1 Omnibus research by Populus (31 March-2 April 2017) for Post Office Travel Money found that 70 per cent (1449) of the 2,081 UK adults surveyed will be taking a holiday abroad in 2017 – and 32 per cent (462 of the 1449 adults) will be self-catering. 42 per cent of this group said the reason they took a self-catering holiday was to cut costs.

2 Post Office Travel Money Self-Catering Holiday Report: local supermarket prices were supplied by Monarch and the sterling exchange rate on 3 June 2017 was used to find the price for UK tourists.

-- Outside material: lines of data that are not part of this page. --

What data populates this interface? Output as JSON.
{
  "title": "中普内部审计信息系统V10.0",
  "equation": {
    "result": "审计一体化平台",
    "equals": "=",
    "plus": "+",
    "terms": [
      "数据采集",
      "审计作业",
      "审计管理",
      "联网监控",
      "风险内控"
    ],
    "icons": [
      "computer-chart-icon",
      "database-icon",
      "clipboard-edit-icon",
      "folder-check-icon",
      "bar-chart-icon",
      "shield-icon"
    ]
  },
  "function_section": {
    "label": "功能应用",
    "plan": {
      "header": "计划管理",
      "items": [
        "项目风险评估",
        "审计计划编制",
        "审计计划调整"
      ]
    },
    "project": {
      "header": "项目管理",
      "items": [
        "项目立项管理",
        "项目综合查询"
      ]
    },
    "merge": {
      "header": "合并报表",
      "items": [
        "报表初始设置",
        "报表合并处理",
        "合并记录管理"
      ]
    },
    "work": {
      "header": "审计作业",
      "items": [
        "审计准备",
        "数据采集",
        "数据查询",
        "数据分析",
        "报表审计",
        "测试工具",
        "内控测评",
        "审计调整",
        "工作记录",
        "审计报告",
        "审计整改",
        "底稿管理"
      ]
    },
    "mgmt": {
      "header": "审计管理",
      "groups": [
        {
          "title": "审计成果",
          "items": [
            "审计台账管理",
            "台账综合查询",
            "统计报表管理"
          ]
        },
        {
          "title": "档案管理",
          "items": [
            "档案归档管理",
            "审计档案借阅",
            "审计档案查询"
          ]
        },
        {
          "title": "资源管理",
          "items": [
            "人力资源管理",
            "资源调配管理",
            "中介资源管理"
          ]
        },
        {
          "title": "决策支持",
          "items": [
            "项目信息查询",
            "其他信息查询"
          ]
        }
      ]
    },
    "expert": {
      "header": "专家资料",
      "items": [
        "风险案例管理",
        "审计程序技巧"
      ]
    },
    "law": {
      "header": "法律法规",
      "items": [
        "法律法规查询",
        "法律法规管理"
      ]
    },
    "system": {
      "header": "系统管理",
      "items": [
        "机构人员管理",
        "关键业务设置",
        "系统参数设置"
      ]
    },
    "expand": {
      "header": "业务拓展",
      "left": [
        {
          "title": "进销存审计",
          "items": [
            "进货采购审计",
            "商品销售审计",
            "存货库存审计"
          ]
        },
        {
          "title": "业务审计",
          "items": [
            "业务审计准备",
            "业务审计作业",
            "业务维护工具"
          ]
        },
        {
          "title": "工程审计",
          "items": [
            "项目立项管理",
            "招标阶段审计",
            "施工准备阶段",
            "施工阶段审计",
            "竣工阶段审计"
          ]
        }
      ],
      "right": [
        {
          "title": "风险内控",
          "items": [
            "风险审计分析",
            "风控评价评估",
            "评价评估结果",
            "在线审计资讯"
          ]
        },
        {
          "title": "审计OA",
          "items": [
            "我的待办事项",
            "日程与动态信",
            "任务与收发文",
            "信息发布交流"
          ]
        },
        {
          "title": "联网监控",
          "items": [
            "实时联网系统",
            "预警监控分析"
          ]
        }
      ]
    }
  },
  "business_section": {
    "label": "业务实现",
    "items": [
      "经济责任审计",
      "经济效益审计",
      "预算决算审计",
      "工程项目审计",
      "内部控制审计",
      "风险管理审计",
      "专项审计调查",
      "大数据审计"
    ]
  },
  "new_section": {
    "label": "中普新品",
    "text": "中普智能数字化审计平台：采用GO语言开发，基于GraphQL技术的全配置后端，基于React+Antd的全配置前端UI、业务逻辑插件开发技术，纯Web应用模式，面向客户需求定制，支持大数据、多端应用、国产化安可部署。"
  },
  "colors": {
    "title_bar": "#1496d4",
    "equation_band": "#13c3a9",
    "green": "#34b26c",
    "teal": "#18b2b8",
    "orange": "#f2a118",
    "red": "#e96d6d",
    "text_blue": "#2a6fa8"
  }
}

A breakdown of costs can be found in the tables attached.

3 Post Office research by Populus (31 March-2 April 2017): 52 per cent of families overspent their self-catering holiday budget on their last trip abroad by an average of £61.60.  16 per cent overspent by over £200.

4 Post Office research by Populus (31 March-2 April 2017): Of the 677 people surveyed who have taken a self-catering holiday in the past five years, 53 per cent shopped in supermarkets while 43 per cent bought their provisions in local resort mini-marts.